“The scenes will apparently be packaged as part of a “Reading Guide” in the new edition of the book. The first paragraph below is an explanation provided by the publisher, followed by one of the four new scenes, in full.”
Hmmm. If it didn’t make the cut in a incomplete draft of the novel, does it really need to be jammed in?
“The Exclusive Home of the Harry Potter eBooks”
Wait, someone hasn’t read Harry Potter?
“The point is that a lot of editors toss review work to novelists because their byline looks good on a cover and novelists can generally be counted on to produce writing that will leave a reader awake (a challenge for too many critics). But a lot of them a) don’t want to offend potential colleagues; b) know what it’s like to read a bad review of their own work and don’t want to write one; or c) just don’t know how to write very good criticism.”

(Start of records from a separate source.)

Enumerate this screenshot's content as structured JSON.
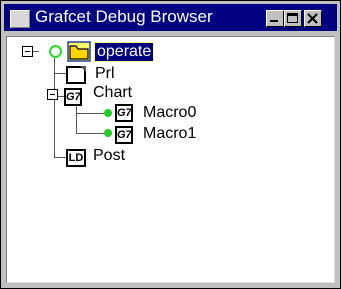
{
  "window": {
    "title": "Grafcet Debug Browser"
  },
  "tree": {
    "root": {
      "label": "operate"
    },
    "children": [
      {
        "label": "Prl",
        "badge": ""
      },
      {
        "label": "Chart",
        "badge": "G7",
        "children": [
          {
            "label": "Macro0",
            "badge": "G7"
          },
          {
            "label": "Macro1",
            "badge": "G7"
          }
        ]
      },
      {
        "label": "Post",
        "badge": "LD"
      }
    ]
  }
}
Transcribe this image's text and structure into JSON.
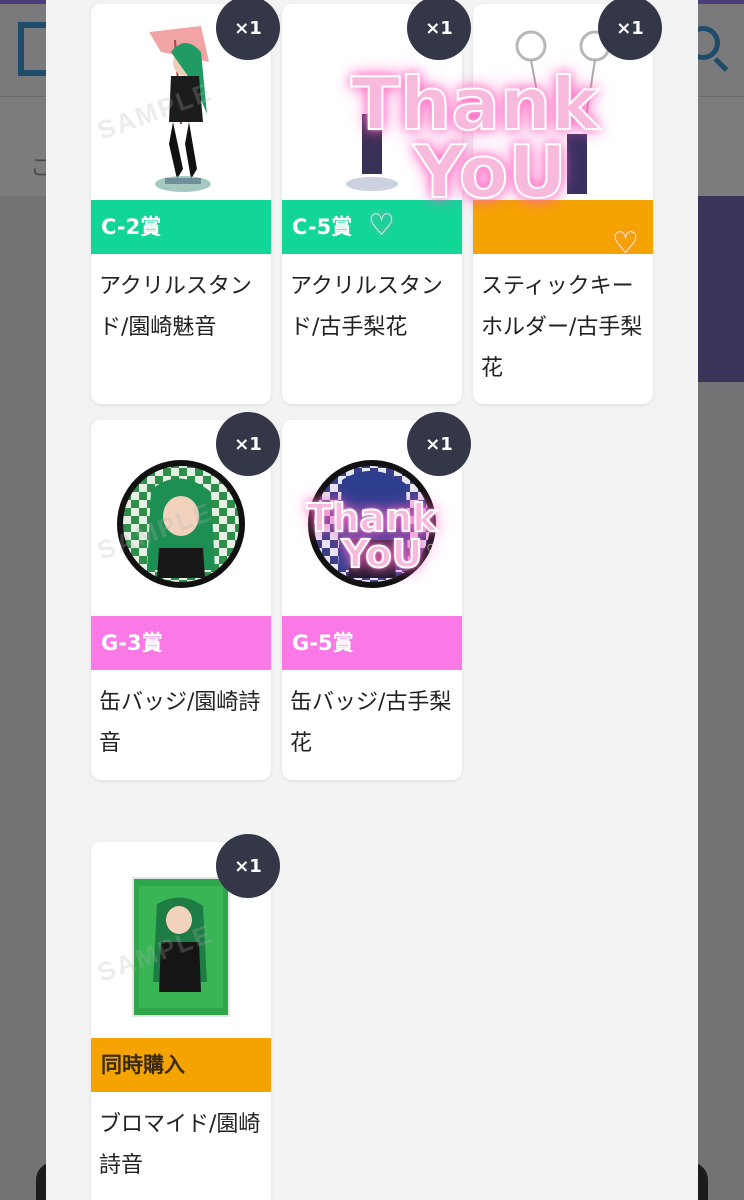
{
  "modal": {
    "items": [
      {
        "prize": "C-2賞",
        "name": "アクリルスタンド/園崎魅音",
        "qty": "×1",
        "band_color": "#12d698",
        "image": "acrylic-stand-image"
      },
      {
        "prize": "C-5賞",
        "name": "アクリルスタンド/古手梨花",
        "qty": "×1",
        "band_color": "#12d698",
        "image": "acrylic-stand-image"
      },
      {
        "prize": "",
        "name": "スティックキーホルダー/古手梨花",
        "qty": "×1",
        "band_color": "#f5a300",
        "image": "keychain-image"
      },
      {
        "prize": "G-3賞",
        "name": "缶バッジ/園崎詩音",
        "qty": "×1",
        "band_color": "#fa79e6",
        "image": "can-badge-image"
      },
      {
        "prize": "G-5賞",
        "name": "缶バッジ/古手梨花",
        "qty": "×1",
        "band_color": "#fa79e6",
        "image": "can-badge-image"
      },
      {
        "prize": "同時購入",
        "name": "ブロマイド/園崎詩音",
        "qty": "×1",
        "band_color": "#f5a300",
        "image": "bromide-image"
      }
    ]
  },
  "background": {
    "sub_text": "こ"
  },
  "overlay": {
    "thank_large_line1": "Thank",
    "thank_large_line2": "YoU",
    "thank_small_line1": "Thank",
    "thank_small_line2": "YoU"
  },
  "sample_watermark": "SAMPLE"
}
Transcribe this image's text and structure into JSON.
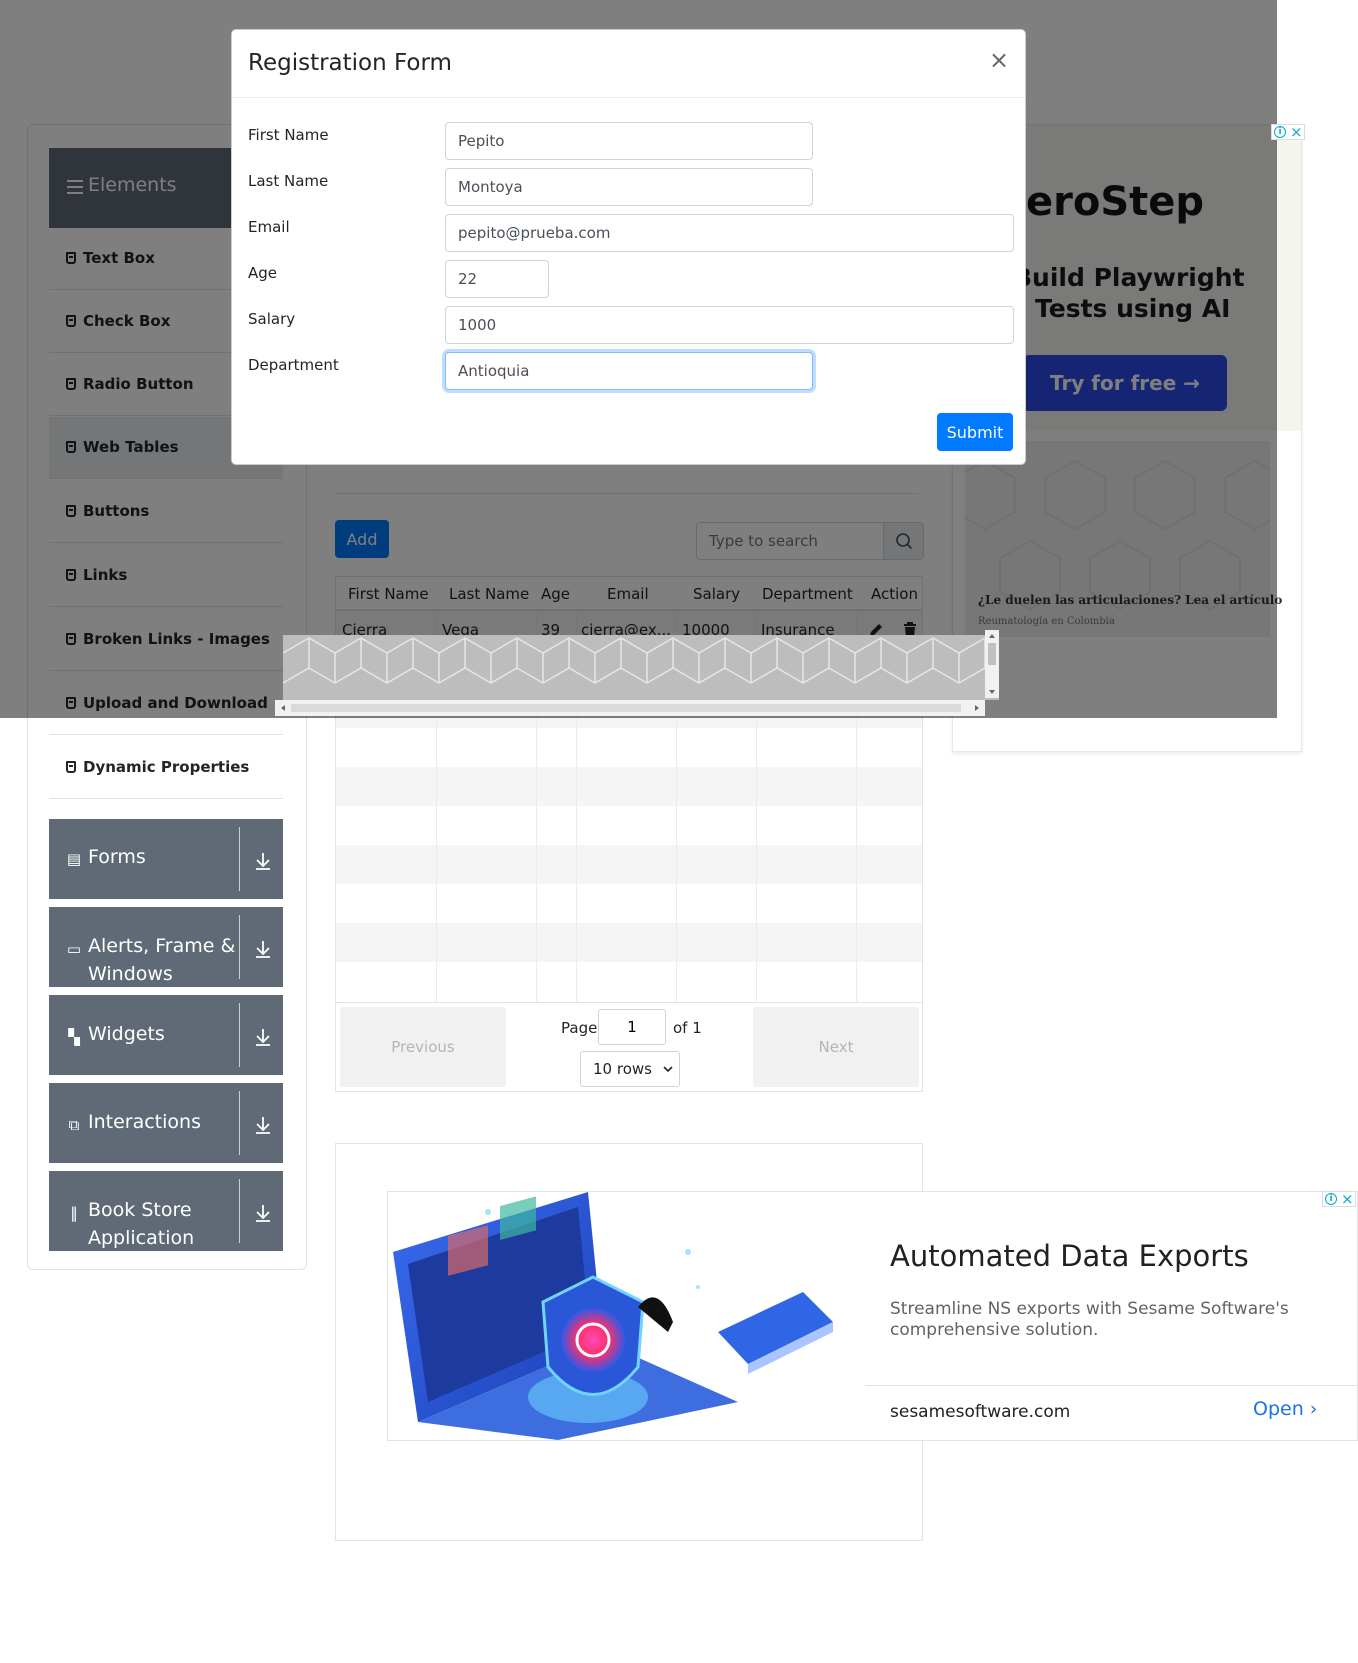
{
  "sidebar": {
    "group_label": "Elements",
    "items": [
      {
        "label": "Text Box"
      },
      {
        "label": "Check Box"
      },
      {
        "label": "Radio Button"
      },
      {
        "label": "Web Tables"
      },
      {
        "label": "Buttons"
      },
      {
        "label": "Links"
      },
      {
        "label": "Broken Links - Images"
      },
      {
        "label": "Upload and Download"
      },
      {
        "label": "Dynamic Properties"
      }
    ],
    "categories": [
      {
        "label": "Forms",
        "icon": "document-icon"
      },
      {
        "label": "Alerts, Frame &",
        "label2": "Windows",
        "icon": "window-icon"
      },
      {
        "label": "Widgets",
        "icon": "widgets-icon"
      },
      {
        "label": "Interactions",
        "icon": "interactions-icon"
      },
      {
        "label": "Book Store",
        "label2": "Application",
        "icon": "books-icon"
      }
    ]
  },
  "toolbar": {
    "add_label": "Add",
    "search_placeholder": "Type to search"
  },
  "table": {
    "headers": [
      "First Name",
      "Last Name",
      "Age",
      "Email",
      "Salary",
      "Department",
      "Action"
    ],
    "rows": [
      [
        "Cierra",
        "Vega",
        "39",
        "cierra@ex...",
        "10000",
        "Insurance"
      ]
    ]
  },
  "pagination": {
    "previous": "Previous",
    "next": "Next",
    "page_label": "Page",
    "page_value": "1",
    "of_label": "of 1",
    "rows_select": "10 rows"
  },
  "modal": {
    "title": "Registration Form",
    "close": "×",
    "fields": [
      {
        "label": "First Name",
        "value": "Pepito"
      },
      {
        "label": "Last Name",
        "value": "Montoya"
      },
      {
        "label": "Email",
        "value": "pepito@prueba.com"
      },
      {
        "label": "Age",
        "value": "22"
      },
      {
        "label": "Salary",
        "value": "1000"
      },
      {
        "label": "Department",
        "value": "Antioquia"
      }
    ],
    "submit": "Submit"
  },
  "ad_right": {
    "brand": "ZeroStep",
    "tagline1": "Build Playwright",
    "tagline2": "Tests using AI",
    "cta": "Try for free →",
    "headline": "¿Le duelen las articulaciones? Lea el artículo",
    "source": "Reumatología en Colombia"
  },
  "ad_bottom": {
    "title": "Automated Data Exports",
    "description": "Streamline NS exports with Sesame Software's comprehensive solution.",
    "url": "sesamesoftware.com",
    "open": "Open"
  },
  "colors": {
    "primary": "#007bff",
    "sidebar_dark": "#5f6a76",
    "overlay": "rgba(0,0,0,0.5)",
    "ad_cta": "#2b4be9"
  }
}
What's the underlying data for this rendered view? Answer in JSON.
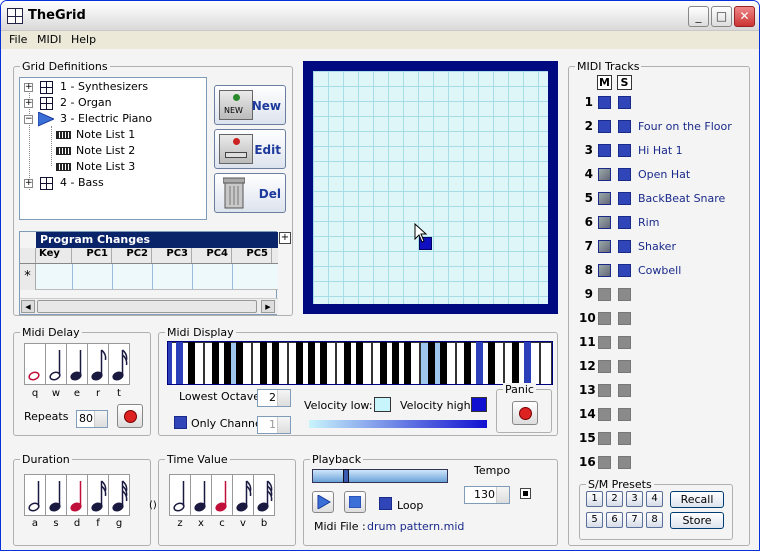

As the saying goes, just because you can play, it doesn’t mean you would make a good coach.
Of course, it doesn’t help at all that the two most-popular Android tablets, the Kindle Fire and Nook Tablet, are small-screen devices running an older version of Android (2.3), which doesn’t support the Fragment APIs necessary to create truly universal phone-and-tablet apps. The success of these two small tablets is actually holding back rather than advancing the cause of larger Android tablets.
This is pretty interesting. The relative popularity of the Kindle Fire and the Nook Tablet is preventing Android from becoming a real competitor to the iPad. I love my iPad, but I also want Apple to have incentive to get better.